Près d’un an après « Jinpa, un conte tibétain », Pema Tseden continue d’adapter ses nouvelles, comme pour « Tharlo, le berger tibétain ». Mais cette fois-ci, son approche est plutôt verticale qu’horizontale. En laissant ainsi le lyrisme envahir ses plans et le décor rural d’un Tibet, retranché dans son conservatisme religieux et culturel, le cinéaste parvient à rythmer son récit avec nos pensées, oscillant entre deux pôles, qui bien sûr s’opposent, mais qui transpirent une réflexion à plusieurs échelles. Le fossé est mince où les traditions et la modernité s’entremêlent intimement. En multipliant les points de vue et appliquant le filtre imaginaire des enfants, nous découvrons le monde qu’est le nôtre, un monde aux mille dilemmes. Ce qu’il dissimule n’est pas aussi simple à lire ou à interpréter, mais c’est sur la base même de l’enfant unique qu’on distinguera les déchirures d’une société, qui n’est pas encore prête à accepter la renaissance.
Loin de Pékin et de son influence, le film détaille sa démarche avec une spontanéité saisissante, sans pour autant négliger ce qui fait l’ADN d’une famille d’éleveurs.

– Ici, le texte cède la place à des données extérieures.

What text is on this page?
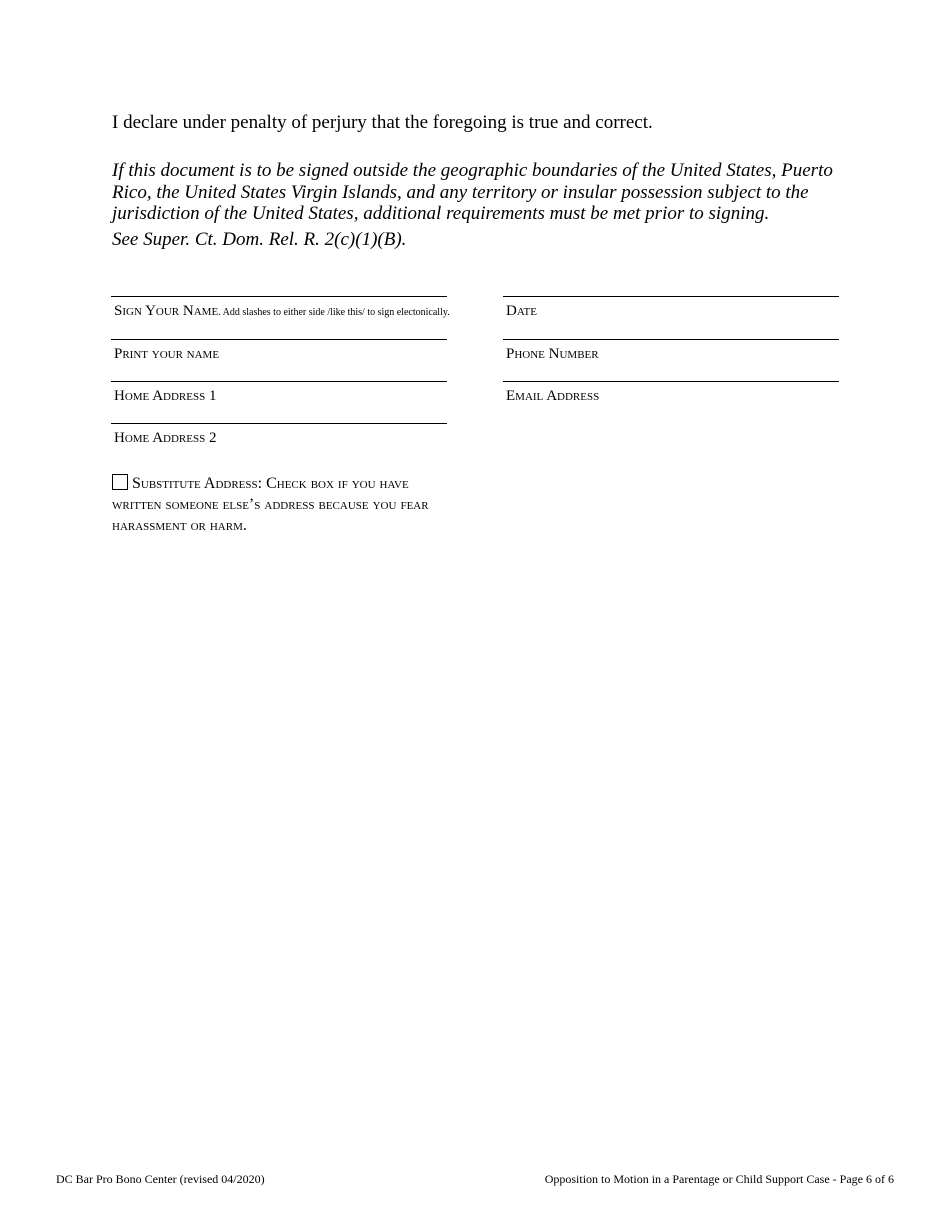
I declare under penalty of perjury that the foregoing is true and correct.
If this document is to be signed outside the geographic boundaries of the United States, Puerto Rico, the United States Virgin Islands, and any territory or insular possession subject to the jurisdiction of the United States, additional requirements must be met prior to signing.
See Super. Ct. Dom. Rel. R. 2(c)(1)(B).
Sign Your Name. Add slashes to either side /like this/ to sign electonically.	Date
Print your name	Phone Number
Home Address 1	Email Address
Home Address 2
Substitute Address: Check box if you have written someone else’s address because you fear harassment or harm.
DC Bar Pro Bono Center (revised 04/2020)	Opposition to Motion in a Parentage or Child Support Case - Page 6 of 6
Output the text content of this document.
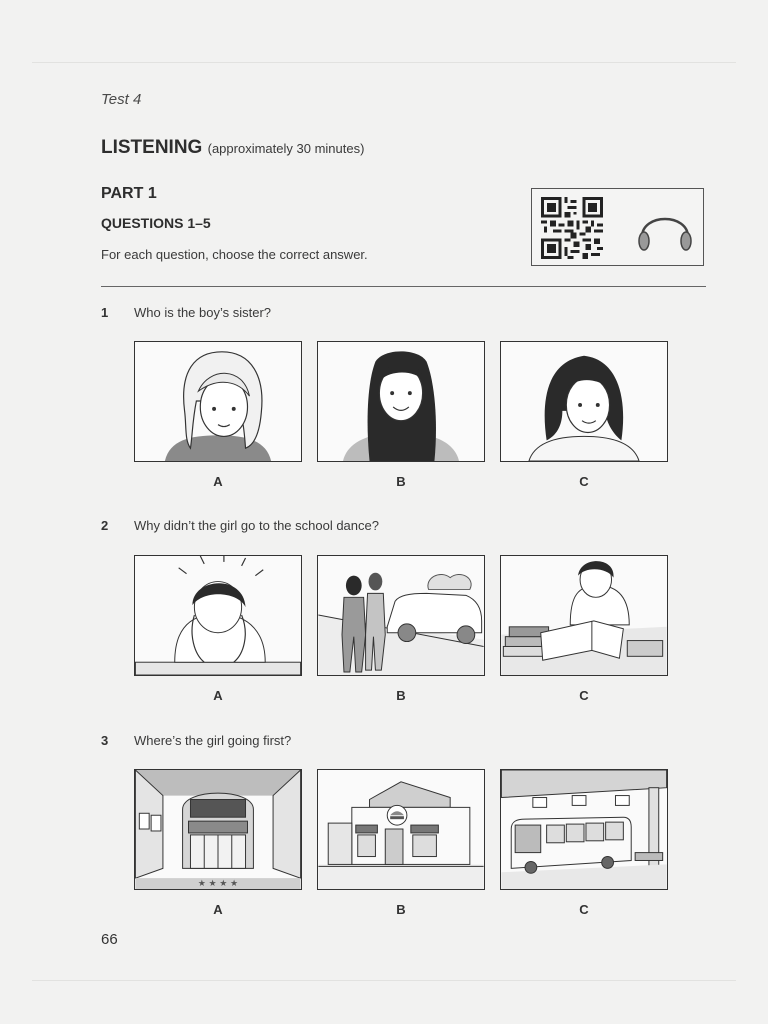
Test 4
LISTENING (approximately 30 minutes)
PART 1
QUESTIONS 1–5
For each question, choose the correct answer.
1 Who is the boy’s sister?
A	B	C
2 Why didn’t the girl go to the school dance?
A	B	C
3 Where’s the girl going first?
★ ★ ★ ★
A	B	C
66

On nous emmène ainsi, proche du lac Qinghai, dans un enclos, celui de brebis attendant leur bélier et celui de Drolkar (Sonam Wangmo) et sa famille, qui empilent toutes les contradictions d’une réalité éprouvante et éclectique. La première scène parle d’elle-même, comme une rupture de ton dans une époque où la bienséance mute. Trois générations se répondent plus qu’ils ne partagent. Deux enfants, deux frères tiennent dans la main un symbole d’émancipation fort. Ce qui expédiera le récit dans une quête spirituelle, où les défunts seront les premiers à jouir d’une forme propre, d’une couleur sanguine et d’une liberté, à en faire pâlir ceux qui ne pourront s’empêcher de lever les yeux pour trembler de jalousie ou d’admiration. Ce message s’envole de la terre au ciel, tandis que la notion de transmission sera plus complexe à appréhender, notamment aux côtés du père de famille, Dargye (Jinpa), puissant comme son cyclomoteur et fougueux comme l’animal qu’il a emprunté.
De drame entre ainsi dans l’intimité et la nuance du Bouddhisme, souvent par le biais d’une sœur, qui ne s’est jamais remis d’une peine de cœur et qui s’est abandonner à la foi. Pourtant, sa réaction ponctue la déception de son geste et sème le doute dans la manière de traiter ce genre de deuil. L’astuce de la fantaisie revient donc souvent à l’écran, car reconnaissable à son aura chaleureuse et salvatrice, avant que l’on nous ramène dans une réalité froide, frustrante et conditionnée par la loi des hommes. Il y a tant d’oppositions à étudier, tant de rapport de force à développer et il y aura toujours l’idée d’un préservatif flottant en arrière-plan. Il s’agit d’une limite, dont il est nécessaire de s’affranchir, mais la structure narrative nous accompagne jusqu’au bout, quand bien même le monde s’effondre. Ni l’éducation, ni la médecine ne semble correspondre au remède qui apaiserait les esprits des réincarnés ou de ceux qui les défendent.
« Balloon » bourdonne sans cesse de nostalgie et préfère s’articuler comme pivot social, mais en acceptant tous les points de vue des individus. Ceux des plus jeunes font l’objet d’une préservation renforcée. Ils s’insèrent souvent dans des situations gênantes et des réflexions qui sondent la frontière de leur innocence, qui s’envolera comme l’unique espoir d’enfin voir leurs ainés se réconcilier. De la même manière, le film tente et réussit à faire cohabiter le désir et l’épanouissement de ses personnages, sans que son schéma n’éclate à coup de sabot.